Der Ohridsee in Mazedonien


st. jovan kaneo kirche ohrid mazedonienDer Ohrid-See ist ein wahrer Geheimtipp. Er ist der größte See Mazedoniens und in den ehemaligen Staaten Jugoslawiens ein beliebtes Reiseziel. Europaweit ist der See noch nicht so bekannt – hat aber das Zeug dazu, bald ein Publikumsmagnet zu werden. Es gibt viel zu sehen – beispielsweise das bezaubernde Städtchen Ohrid mit seinen weiß getünchten Häusern, die Kirche St. Jovan Kaneo sowie das Kloster Sveti Naum. Seit 1980 sind der Ohrid-See und Ohrid selbst Teil des UNESCO Welterbes.

Gastfreundliches Ohrid

Die Altstadt Ohrids besticht durch die malerische Lage auf einem Hügel. Besondere Highlights sind der Blick der alten Festungsanlage Kale sowie  die malerisch gelegene kleine Kirche St. Johannes Kaneo. Von hier aus bietet sich ein herrlicher Blick auf den gesamten Ohridsee. Weitere Kirchen sind die alte Sveti Sofia, die unter der osmanischen Herrschaft in eine Moschee umgewandelt wurde sowie die Kirche St. Pantasileon. Nahe der Kirche wurde eine alte Basilika ausgegraben, von der noch einige Mosaike erhalten geblieben sind.
Darüber hinaus gibt es zahlreiche Bademöglichkeiten, sodass einem Sommerurlaub mit Badeurlaub und Sightseeing nichts im Wege steht. Jedes Jahr kommen mehr Touristen aus Europa, aber auch aus Asien.
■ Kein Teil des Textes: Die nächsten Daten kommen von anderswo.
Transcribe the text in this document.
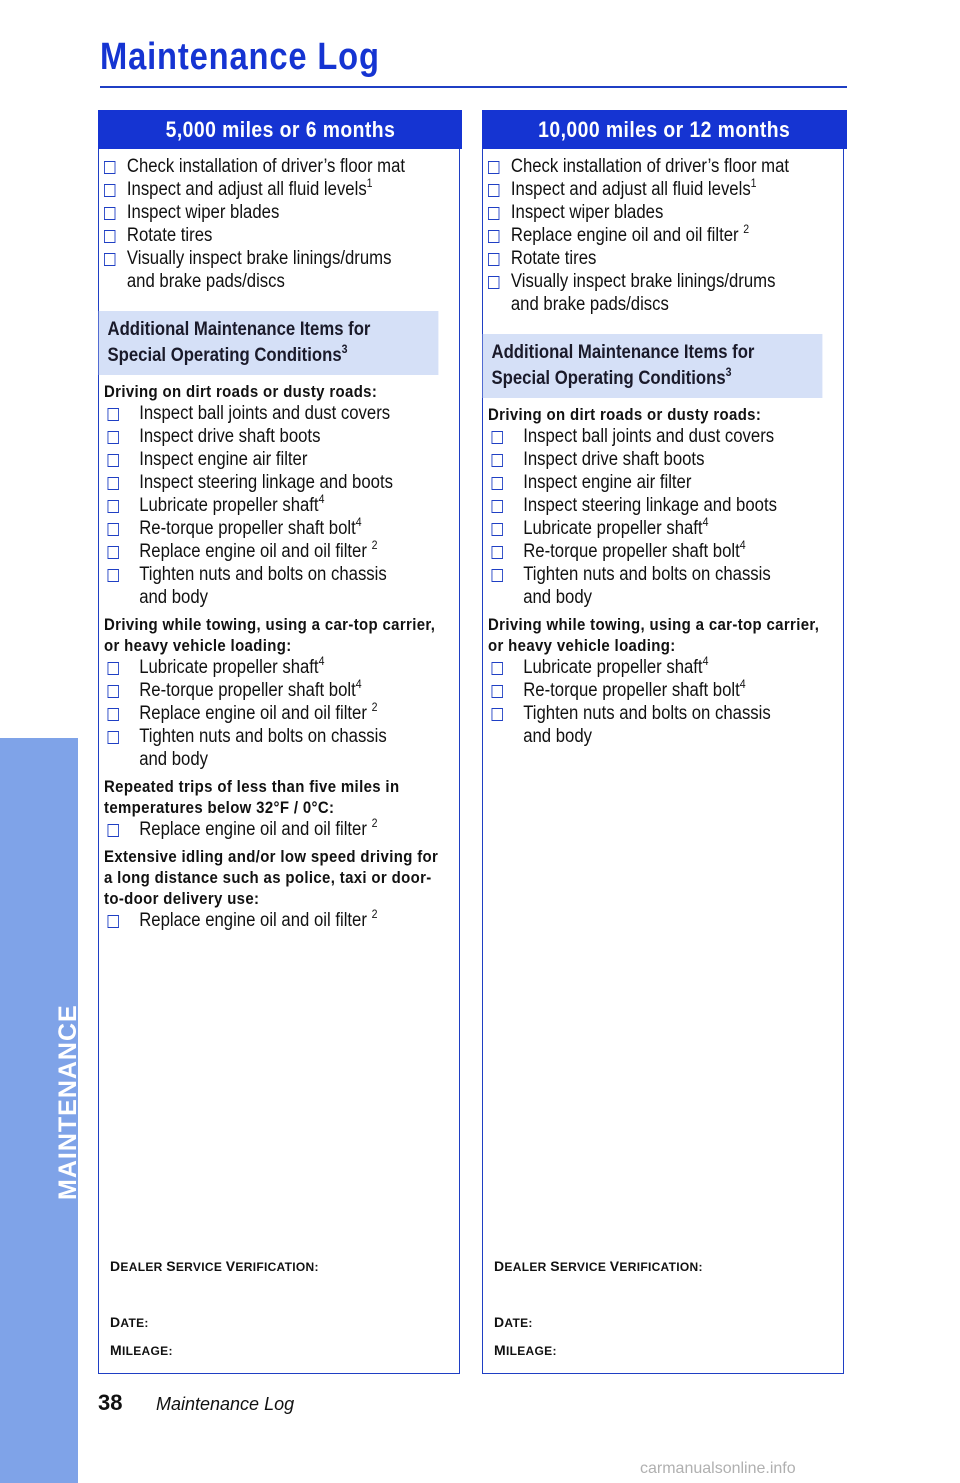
Maintenance Log
MAINTENANCE
5,000 miles or 6 months	10,000 miles or 12 months
Check installation of driver’s floor mat
Inspect and adjust all fluid levels$^1$
Inspect wiper blades
Rotate tires
Visually inspect brake linings/drums
and brake pads/discs
Additional Maintenance Items for
Special Operating Conditions$^3$
Driving on dirt roads or dusty roads:
Inspect ball joints and dust covers
Inspect drive shaft boots
Inspect engine air filter
Inspect steering linkage and boots
Lubricate propeller shaft$^4$
Re-torque propeller shaft bolt$^4$
Replace engine oil and oil filter $^2$
Tighten nuts and bolts on chassis
and body
Driving while towing, using a car-top carrier, or heavy vehicle loading:
Lubricate propeller shaft$^4$
Re-torque propeller shaft bolt$^4$
Replace engine oil and oil filter $^2$
Tighten nuts and bolts on chassis
and body
Repeated trips of less than five miles in temperatures below 32°F / 0°C:
Replace engine oil and oil filter $^2$
Extensive idling and/or low speed driving for a long distance such as police, taxi or door-to-door delivery use:
Replace engine oil and oil filter $^2$
Check installation of driver’s floor mat
Inspect and adjust all fluid levels$^1$
Inspect wiper blades
Replace engine oil and oil filter $^2$
Rotate tires
Visually inspect brake linings/drums
and brake pads/discs
Additional Maintenance Items for
Special Operating Conditions$^3$
Driving on dirt roads or dusty roads:
Inspect ball joints and dust covers
Inspect drive shaft boots
Inspect engine air filter
Inspect steering linkage and boots
Lubricate propeller shaft$^4$
Re-torque propeller shaft bolt$^4$
Tighten nuts and bolts on chassis
and body
Driving while towing, using a car-top carrier, or heavy vehicle loading:
Lubricate propeller shaft$^4$
Re-torque propeller shaft bolt$^4$
Tighten nuts and bolts on chassis
and body
DEALER SERVICE VERIFICATION:
DATE:
MILEAGE:
DEALER SERVICE VERIFICATION:
DATE:
MILEAGE:
38 Maintenance Log
carmanualsonline.info
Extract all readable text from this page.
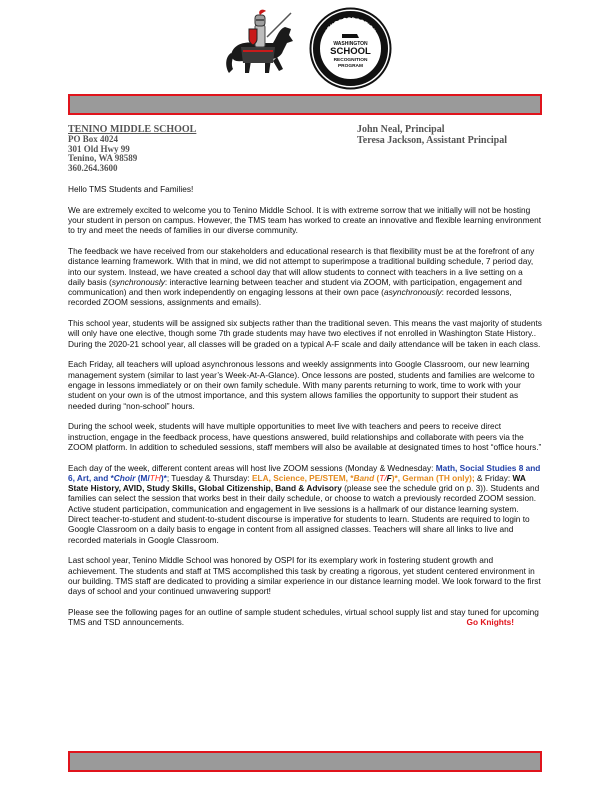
#ENGAGEDACTION
WASHINGTON
SCHOOL
RECOGNITION
PROGRAM
TENINO MIDDLE SCHOOL
PO Box 4024
301 Old Hwy 99
Tenino, WA 98589
360.264.3600
John Neal, Principal
Teresa Jackson, Assistant Principal

Hello TMS Students and Families!

We are extremely excited to welcome you to Tenino Middle School. It is with extreme sorrow that we initially will not be hosting your student in person on campus. However, the TMS team has worked to create an innovative and flexible learning environment to try and meet the needs of families in our diverse community.

The feedback we have received from our stakeholders and educational research is that flexibility must be at the forefront of any distance learning framework. With that in mind, we did not attempt to superimpose a traditional building schedule, 7 period day, into our system. Instead, we have created a school day that will allow students to connect with teachers in a live setting on a daily basis (synchronously: interactive learning between teacher and student via ZOOM, with participation, engagement and communication) and then work independently on engaging lessons at their own pace (asynchronously: recorded lessons, recorded ZOOM sessions, assignments and emails).

This school year, students will be assigned six subjects rather than the traditional seven. This means the vast majority of students will only have one elective, though some 7th grade students may have two electives if not enrolled in Washington State History.. During the 2020-21 school year, all classes will be graded on a typical A-F scale and daily attendance will be taken in each class.

Each Friday, all teachers will upload asynchronous lessons and weekly assignments into Google Classroom, our new learning management system (similar to last year’s Week-At-A-Glance). Once lessons are posted, students and families are welcome to engage in lessons immediately or on their own family schedule. With many parents returning to work, time to work with your student on your own is of the utmost importance, and this system allows families the opportunity to support their student as needed during “non-school” hours.

During the school week, students will have multiple opportunities to meet live with teachers and peers to receive direct instruction, engage in the feedback process, have questions answered, build relationships and collaborate with peers via the ZOOM platform. In addition to scheduled sessions, staff members will also be available at designated times to host “office hours.”

Each day of the week, different content areas will host live ZOOM sessions (Monday & Wednesday: Math, Social Studies 8 and 6, Art, and *Choir (M/TH)*; Tuesday & Thursday: ELA, Science, PE/STEM, *Band (T/F)*, German (TH only); & Friday: WA State History, AVID, Study Skills, Global Citizenship, Band & Advisory (please see the schedule grid on p. 3)). Students and families can select the session that works best in their daily schedule, or choose to watch a previously recorded ZOOM session. Active student participation, communication and engagement in live sessions is a hallmark of our distance learning system. Direct teacher-to-student and student-to-student discourse is imperative for students to learn. Students are required to login to Google Classroom on a daily basis to engage in content from all assigned classes. Teachers will share all links to live and recorded materials in Google Classroom.

Last school year, Tenino Middle School was honored by OSPI for its exemplary work in fostering student growth and achievement. The students and staff at TMS accomplished this task by creating a rigorous, yet student centered environment in our building. TMS staff are dedicated to providing a similar experience in our distance learning model. We look forward to the first days of school and your continued unwavering support!

Please see the following pages for an outline of sample student schedules, virtual school supply list and stay tuned for upcoming TMS and TSD announcements.	Go Knights!
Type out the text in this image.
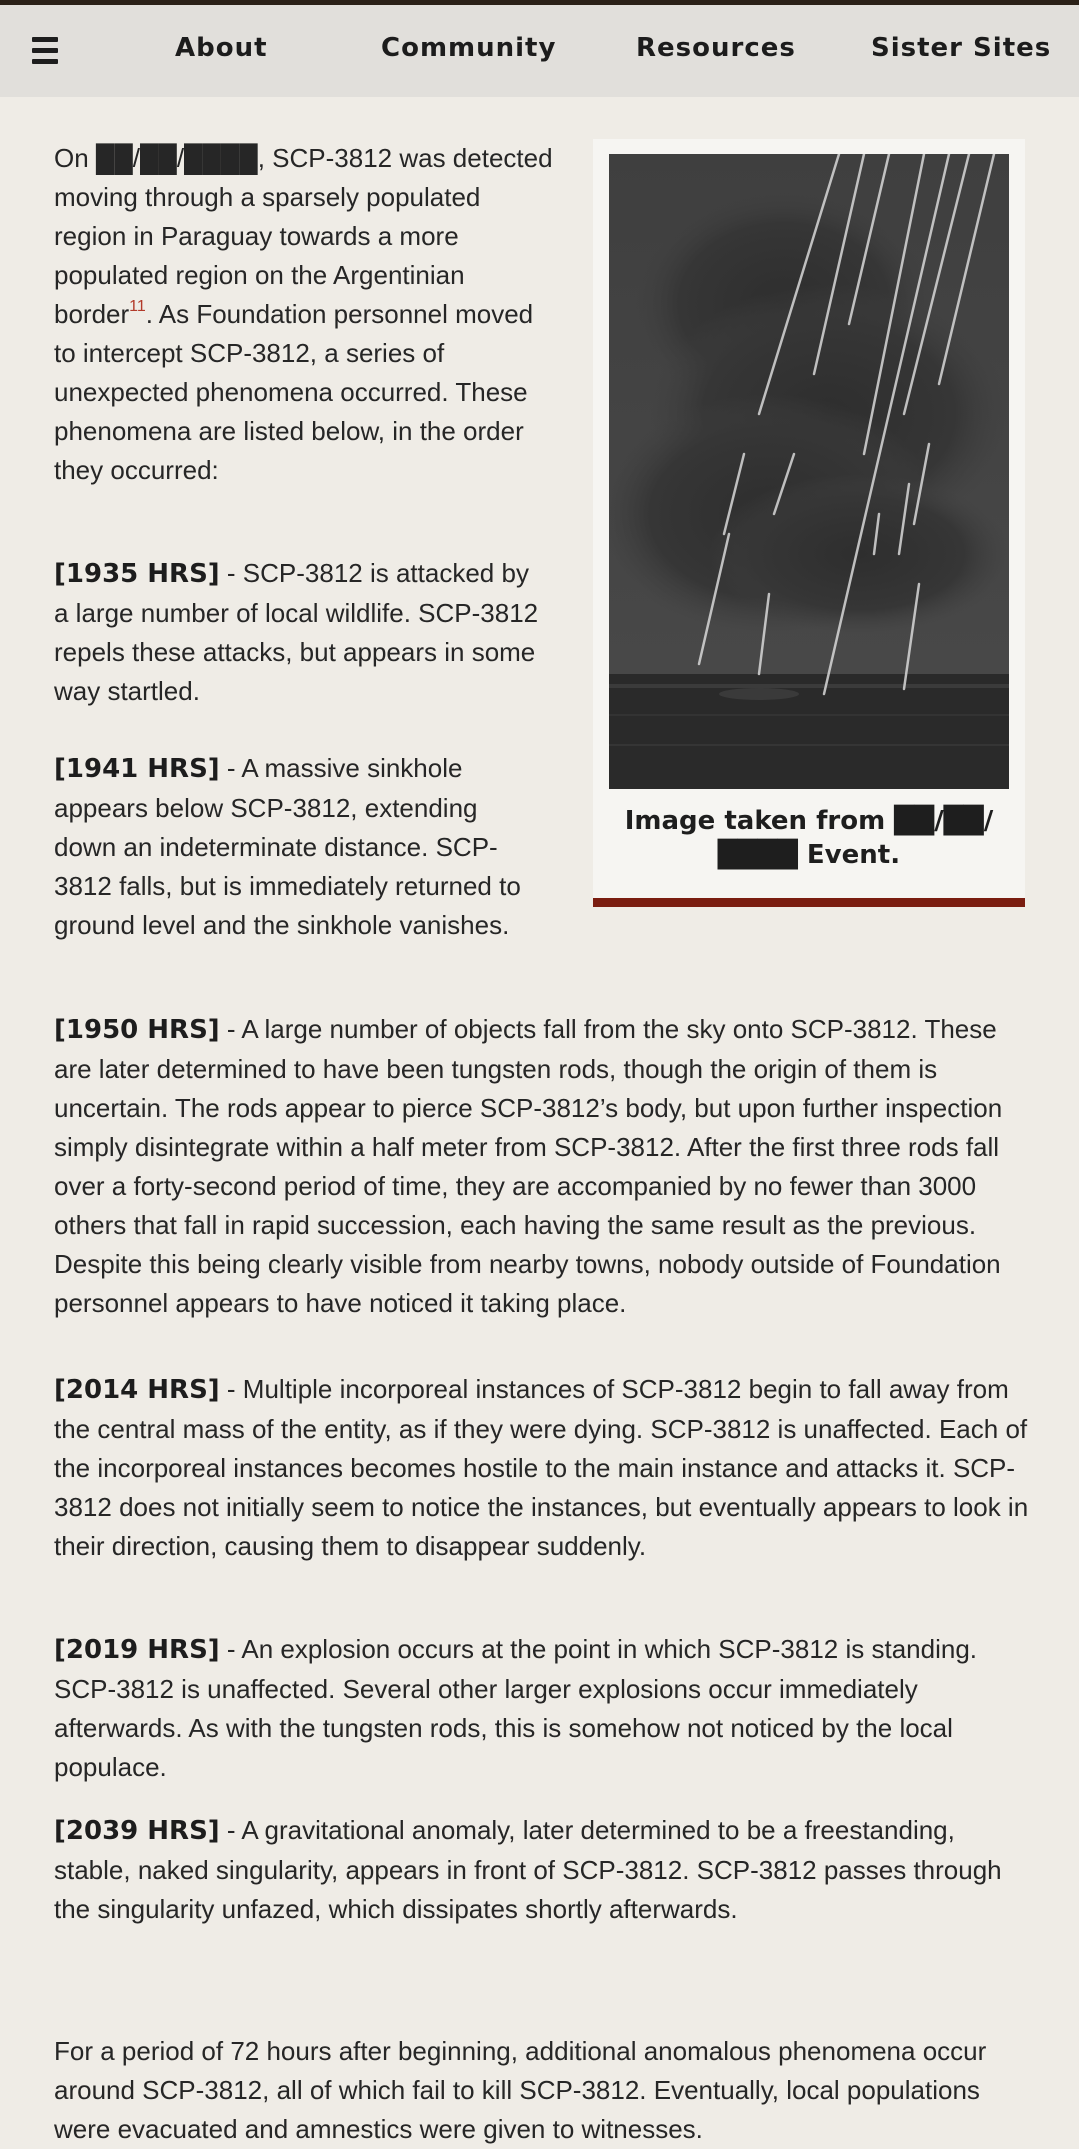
About	Community	Resources	Sister Sites
Image taken from ██/██/
████ Event.

On ██/██/████, SCP-3812 was detected moving through a sparsely populated region in Paraguay towards a more populated region on the Argentinian border$^{11}$. As Foundation personnel moved to intercept SCP-3812, a series of unexpected phenomena occurred. These phenomena are listed below, in the order they occurred:

[1935 HRS] - SCP-3812 is attacked by a large number of local wildlife. SCP-3812 repels these attacks, but appears in some way startled.

[1941 HRS] - A massive sinkhole appears below SCP-3812, extending down an indeterminate distance. SCP-3812 falls, but is immediately returned to ground level and the sinkhole vanishes.

[1950 HRS] - A large number of objects fall from the sky onto SCP-3812. These are later determined to have been tungsten rods, though the origin of them is uncertain. The rods appear to pierce SCP-3812’s body, but upon further inspection simply disintegrate within a half meter from SCP-3812. After the first three rods fall over a forty-second period of time, they are accompanied by no fewer than 3000 others that fall in rapid succession, each having the same result as the previous. Despite this being clearly visible from nearby towns, nobody outside of Foundation personnel appears to have noticed it taking place.

[2014 HRS] - Multiple incorporeal instances of SCP-3812 begin to fall away from the central mass of the entity, as if they were dying. SCP-3812 is unaffected. Each of the incorporeal instances becomes hostile to the main instance and attacks it. SCP-3812 does not initially seem to notice the instances, but eventually appears to look in their direction, causing them to disappear suddenly.

[2019 HRS] - An explosion occurs at the point in which SCP-3812 is standing. SCP-3812 is unaffected. Several other larger explosions occur immediately afterwards. As with the tungsten rods, this is somehow not noticed by the local populace.

[2039 HRS] - A gravitational anomaly, later determined to be a freestanding, stable, naked singularity, appears in front of SCP-3812. SCP-3812 passes through the singularity unfazed, which dissipates shortly afterwards.

For a period of 72 hours after beginning, additional anomalous phenomena occur around SCP-3812, all of which fail to kill SCP-3812. Eventually, local populations were evacuated and amnestics were given to witnesses.
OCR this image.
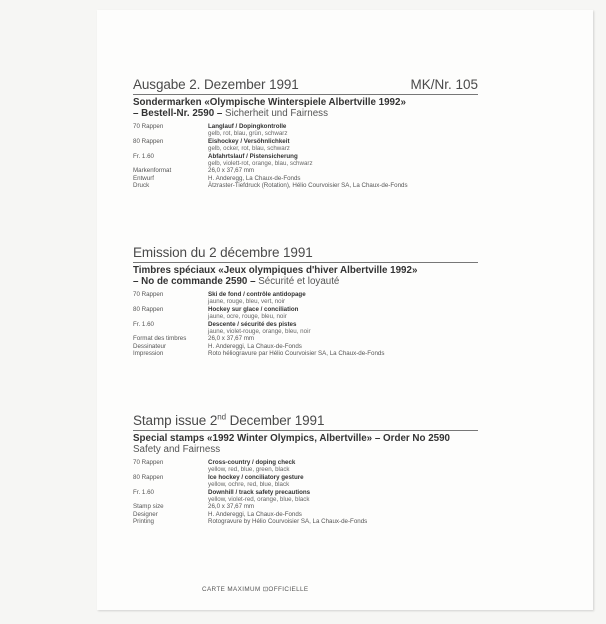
Ausgabe 2. Dezember 1991	MK/Nr. 105
Sondermarken «Olympische Winterspiele Albertville 1992»
– Bestell-Nr. 2590 – Sicherheit und Fairness
70 Rappen	Langlauf / Dopingkontrolle
gelb, rot, blau, grün, schwarz
80 Rappen	Eishockey / Versöhnlichkeit
gelb, ocker, rot, blau, schwarz
Fr. 1.60	Abfahrtslauf / Pistensicherung
gelb, violett-rot, orange, blau, schwarz
Markenformat	26,0 x 37,67 mm
Entwurf	H. Anderegg, La Chaux-de-Fonds
Druck	Ätzraster-Tiefdruck (Rotation), Hélio Courvoisier SA, La Chaux-de-Fonds
Emission du 2 décembre 1991
Timbres spéciaux «Jeux olympiques d'hiver Albertville 1992»
– No de commande 2590 – Sécurité et loyauté
70 Rappen	Ski de fond / contrôle antidopage
jaune, rouge, bleu, vert, noir
80 Rappen	Hockey sur glace / conciliation
jaune, ocre, rouge, bleu, noir
Fr. 1.60	Descente / sécurité des pistes
jaune, violet-rouge, orange, bleu, noir
Format des timbres	26,0 x 37,67 mm
Dessinateur	H. Andereggi, La Chaux-de-Fonds
Impression	Roto héliogravure par Hélio Courvoisier SA, La Chaux-de-Fonds
Stamp issue 2nd December 1991
Special stamps «1992 Winter Olympics, Albertville» – Order No 2590
Safety and Fairness
70 Rappen	Cross-country / doping check
yellow, red, blue, green, black
80 Rappen	Ice hockey / conciliatory gesture
yellow, ochre, red, blue, black
Fr. 1.60	Downhill / track safety precautions
yellow, violet-red, orange, blue, black
Stamp size	26,0 x 37,67 mm
Designer	H. Andereggi, La Chaux-de-Fonds
Printing	Rotogravure by Hélio Courvoisier SA, La Chaux-de-Fonds
CARTE MAXIMUM ⊡OFFICIELLE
Ohrid See – praktische Informationen

Viele Mazedonier sprechen und verstehen Englisch – so ist es gut möglich, sich zu verständigen und nicht schwieriger als beispielsweise auf Malta oder den Kanaren. Die Mazedonier freuen sich darüber hinaus auch ganz besonders über Besucher aus Deutschland und sind sehr gastfreundlich. Es gibt vor allem in Ohrid zahlreiche Unterkünfte. Besonders im Sommer und an Feiertagen wie dem 1. Mai ist eine Reservierung sinnvoll, da die Mazedonier hier natürlich auch gerne Urlaub machen. Weitere Unterkünfte gibt es in Struga sowie den weiteren Orten am Ohrid See. Ohrid verfügt über einen eigenen Flughafen. Ansonsten dauert die Anreise mit dem Auto etwa 2 Stunden 30 von Skopje aus. Zusätzlich verkehren regelmäßig Busse. Wer es beschualicher mag als im oft überfüllten Ohrid, kann einen Ausflug zum Prespa See machen. Dieser ist jedoch touristisch kaum erschlossen, auch wenn es herrliche Strände gibt. Es empfielt sich deswegen, Essen, trinken und Sitzgelegenheiten selbst mitzunehmen.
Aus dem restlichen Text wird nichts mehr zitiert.